Enfin, c'est mieux comme ça, dit-on. Elle grisonnait, elle vieillissait et maintenant...elle ne souffre plus.
C'était en août dernier qu'elle a quitté cette vallée de larmes ne laissant derrière elle qu'un lisse menton et quelques bons souvenirs.
Pour la deuxième question, le saint-siège aurait répondu "negative ad utramque partem". Salvador Dali écrivait ainsi son nom et je nierai toute parenté même fût-il mon propre père.
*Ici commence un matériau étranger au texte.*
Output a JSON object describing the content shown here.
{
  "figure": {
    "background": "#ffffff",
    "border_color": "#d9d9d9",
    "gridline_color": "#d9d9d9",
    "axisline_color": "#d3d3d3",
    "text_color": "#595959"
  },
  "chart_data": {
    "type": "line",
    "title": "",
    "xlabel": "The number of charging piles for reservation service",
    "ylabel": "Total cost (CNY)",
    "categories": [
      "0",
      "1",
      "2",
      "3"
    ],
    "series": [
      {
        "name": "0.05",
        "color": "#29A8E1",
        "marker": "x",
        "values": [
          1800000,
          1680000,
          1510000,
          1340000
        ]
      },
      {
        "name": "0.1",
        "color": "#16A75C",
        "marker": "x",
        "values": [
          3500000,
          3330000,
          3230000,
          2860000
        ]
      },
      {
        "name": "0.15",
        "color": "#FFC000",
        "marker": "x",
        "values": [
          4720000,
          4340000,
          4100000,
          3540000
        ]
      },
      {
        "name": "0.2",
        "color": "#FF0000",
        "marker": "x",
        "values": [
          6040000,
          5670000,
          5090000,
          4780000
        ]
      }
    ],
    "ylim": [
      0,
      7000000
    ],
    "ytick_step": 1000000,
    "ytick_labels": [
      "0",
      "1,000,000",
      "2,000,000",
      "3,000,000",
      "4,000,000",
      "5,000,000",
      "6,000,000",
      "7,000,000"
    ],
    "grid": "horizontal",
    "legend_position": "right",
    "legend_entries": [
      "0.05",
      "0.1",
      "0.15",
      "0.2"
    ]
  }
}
Pour Daly DA je me trouve dans l'ignorance invincible et je suis peut-être mieux là.
Je vous ai cherché dans l'annuaire du forum et M. l'abbé Belmont m'a dit qui vous êtes, mais, hélas, je n'arrive toujours pas à vous situer. Pourriez-vos me rappeler une occasion mémorable où vous auriez, par exemple, tiré ma barbe ?
En attendant je devrais être en train de rédiger un texte sur l'étendue de l'infaillibilité puisque si peu de gens s'intéressent à l'étendue de feu ma barbe. Je dois donc vous quitter avec mes meilleurs voeux et sans doutes souvenirs mais ces derniers pas encore identifiés.